Так прошла ночь. Сейчас Любовь Прохоровна одиноко, точно пришибленная, слонялась по комнате, сжимала руками больную голову, пила валерьянку.

В комнату вошла Мария. Такой она была однажды утром в Чадаке: рябое лицо было растерянно, бледно, и перепуганные глаза расширены.

— Где Тамара? — вырвалось у матери.

— Она спит! Вас ждет у крыльца старая узбечка, — шепнула она, наклонившись.

— Узбечка? Может быть, молочница? Ей деньги…

— Нет, нет, не та. Это… это она… Я знаю.

Волнение Марии передалось Любови Прохоровне. Перебирая в памяти события прошлых дней, Любовь Прохоровна смотрела на лицо Марии и узнавала ту далекую Марию, которая когда-то провожала ее, молодую, жизнерадостную женщину…

Любовь Прохоровна закрыла глаза и… припомнила изможденное лицо старой высокой узбечки, угощавшей ее отборным виноградом, шум чадакских водопадов, остроту переживаний, навеянных этой дивной музыкой, будто это было только вчера.

— Что ей от меня нужно? Прогони ты эту старую женщину.

— Следует ли? Она старая, но… все же пришла. Вышли бы вы к ней, с рассвета ждет старуха.

Любовь Прохоровна вышла на крыльцо.

На ступеньках сидела закрытая паранджой женщина.
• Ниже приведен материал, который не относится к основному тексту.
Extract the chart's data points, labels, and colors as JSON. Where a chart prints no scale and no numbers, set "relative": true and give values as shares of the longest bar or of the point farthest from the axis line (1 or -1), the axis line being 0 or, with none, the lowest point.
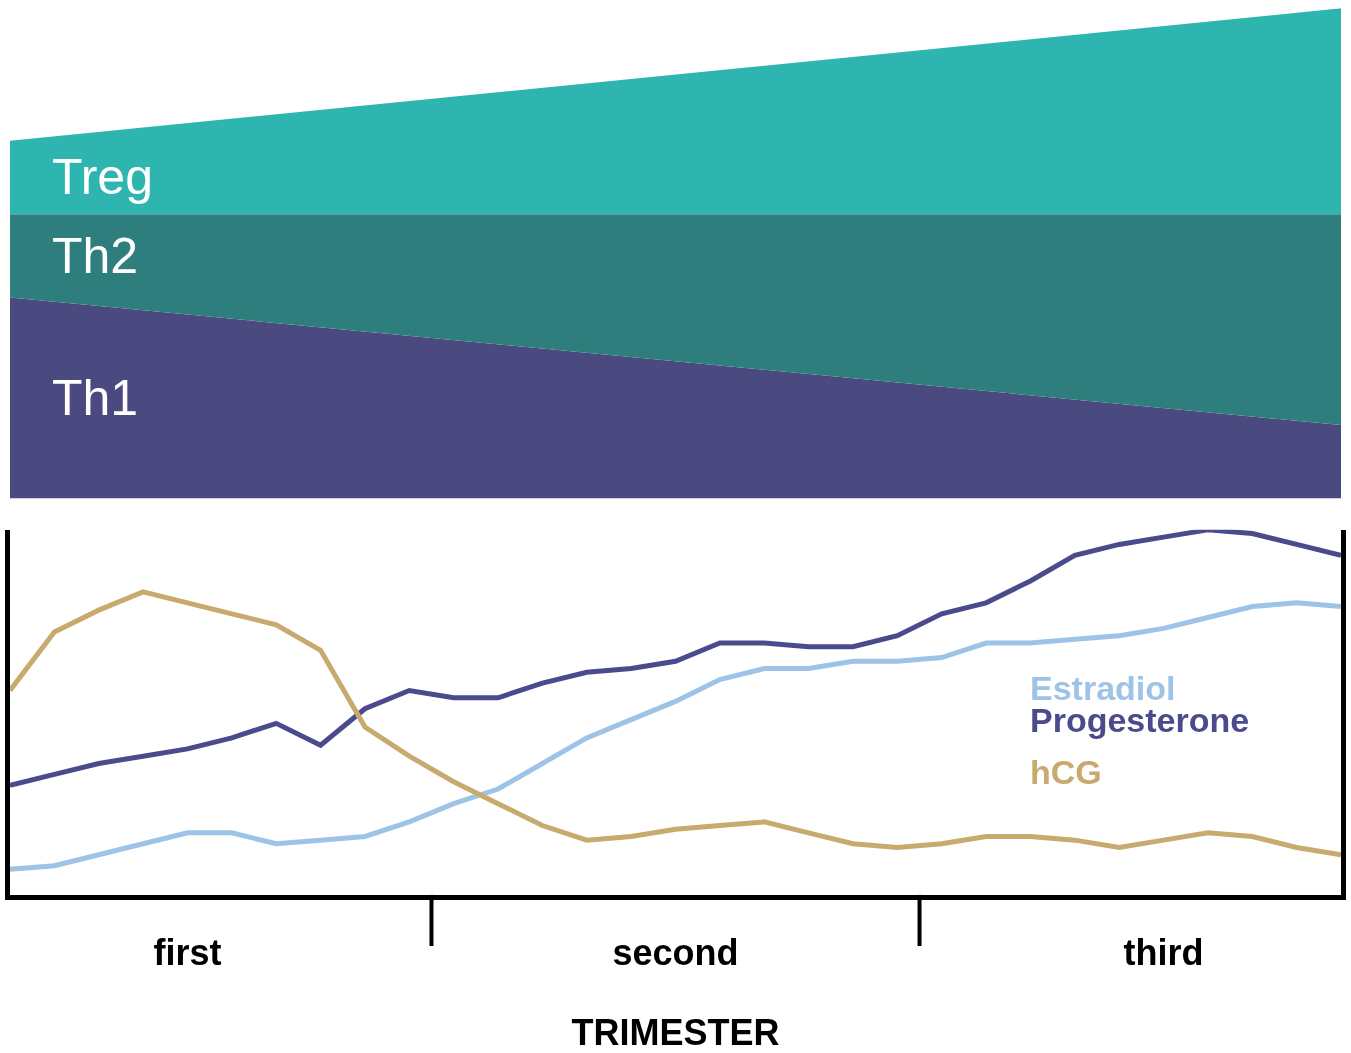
{
  "chart_data": [
    {
      "type": "area",
      "relative": true,
      "stacked": true,
      "categories": [
        null,
        null
      ],
      "legend": false,
      "series": [
        {
          "name": "Th1",
          "color": "#4a4a80",
          "values": [
            0.41,
            0.15
          ]
        },
        {
          "name": "Th2",
          "color": "#2d7e7c",
          "values": [
            0.17,
            0.43
          ]
        },
        {
          "name": "Treg",
          "color": "#2fb5b0",
          "values": [
            0.15,
            0.42
          ]
        }
      ]
    },
    {
      "type": "line",
      "relative": true,
      "xlabel": "TRIMESTER",
      "categories": [
        null,
        null,
        null,
        null,
        "first",
        null,
        null,
        null,
        null,
        null,
        null,
        null,
        null,
        null,
        null,
        "second",
        null,
        null,
        null,
        null,
        null,
        null,
        null,
        null,
        null,
        null,
        "third",
        null,
        null,
        null,
        null
      ],
      "legend": false,
      "marker": "none",
      "line_style": "solid",
      "series": [
        {
          "name": "Estradiol",
          "color": "#9dc3e6",
          "values": [
            0.07,
            0.08,
            0.11,
            0.14,
            0.17,
            0.17,
            0.14,
            0.15,
            0.16,
            0.2,
            0.25,
            0.29,
            0.36,
            0.43,
            0.48,
            0.53,
            0.59,
            0.62,
            0.62,
            0.64,
            0.64,
            0.65,
            0.69,
            0.69,
            0.7,
            0.71,
            0.73,
            0.76,
            0.79,
            0.8,
            0.79
          ]
        },
        {
          "name": "Progesterone",
          "color": "#4b4a8c",
          "values": [
            0.3,
            0.33,
            0.36,
            0.38,
            0.4,
            0.43,
            0.47,
            0.41,
            0.51,
            0.56,
            0.54,
            0.54,
            0.58,
            0.61,
            0.62,
            0.64,
            0.69,
            0.69,
            0.68,
            0.68,
            0.71,
            0.77,
            0.8,
            0.86,
            0.93,
            0.96,
            0.98,
            1.0,
            0.99,
            0.96,
            0.93
          ]
        },
        {
          "name": "hCG",
          "color": "#c8aa6e",
          "values": [
            0.56,
            0.72,
            0.78,
            0.83,
            0.8,
            0.77,
            0.74,
            0.67,
            0.46,
            0.38,
            0.31,
            0.25,
            0.19,
            0.15,
            0.16,
            0.18,
            0.19,
            0.2,
            0.17,
            0.14,
            0.13,
            0.14,
            0.16,
            0.16,
            0.15,
            0.13,
            0.15,
            0.17,
            0.16,
            0.13,
            0.11
          ]
        }
      ]
    }
  ]
}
Из-за гор в белесой дымке тумана вышло теплое солнышко. Казалось, тень вот-вот подберется к этому серому комку в парандже и сдвинет его прочь с холодного бетона.

— Вы ко мне? — дрожащим голосом спросила Храпкова, все еще надеясь увидеть перед собой одну из тех узбечек, которым она иногда на рынке заказывала айран для мужа.

Раскрылась ветхая чиммат, и перед Любовью Прохоровной встала высокая, седоволосая Адолят-хон. Она не плакала, но казалось, что вместо глаз сверкали огоньки. Эти огоньки были так знакомы Любови Прохоровне. Она любила их когда-то, а может, нет? Да, теперь уже поздно отрекаться!.. Порой в глазах ее дочери загорались такие же огоньки. И тогда она, растерянно оглядываясь, прилагала все силы, чтобы успокоить ребенка, который в подобные минуты так был похож на… на Адолят-хон.

— Я к вам, добрая госпожа, — с трудом подбирая слова чужого ей языка, произнесла Адолят-хон. — Не забыли ли вы старухи, которая маячила когда-то перед вашими глазами?

— Что вам от меня нужно, Адолят-хон? Конечно, я знаю вас, знаю! Но… то давно уже прошло. Вы тоже были молодой…

— Я хорошо знаю, как неприятно встречаться со старыми свидетелями спустя некоторое время, — ответила старуха на едва понятном Любови Прохоровне ломаном русском языке.

Она, не мигая, в упор глядела на молодую, теперь побледневшую чужую женщину, которая перепутала все жизненные пути ее сыну. Ее глаза молили о помощи, о сожалении, а тело дрожало то ли от утреннего холода, то ли от старческой немощи.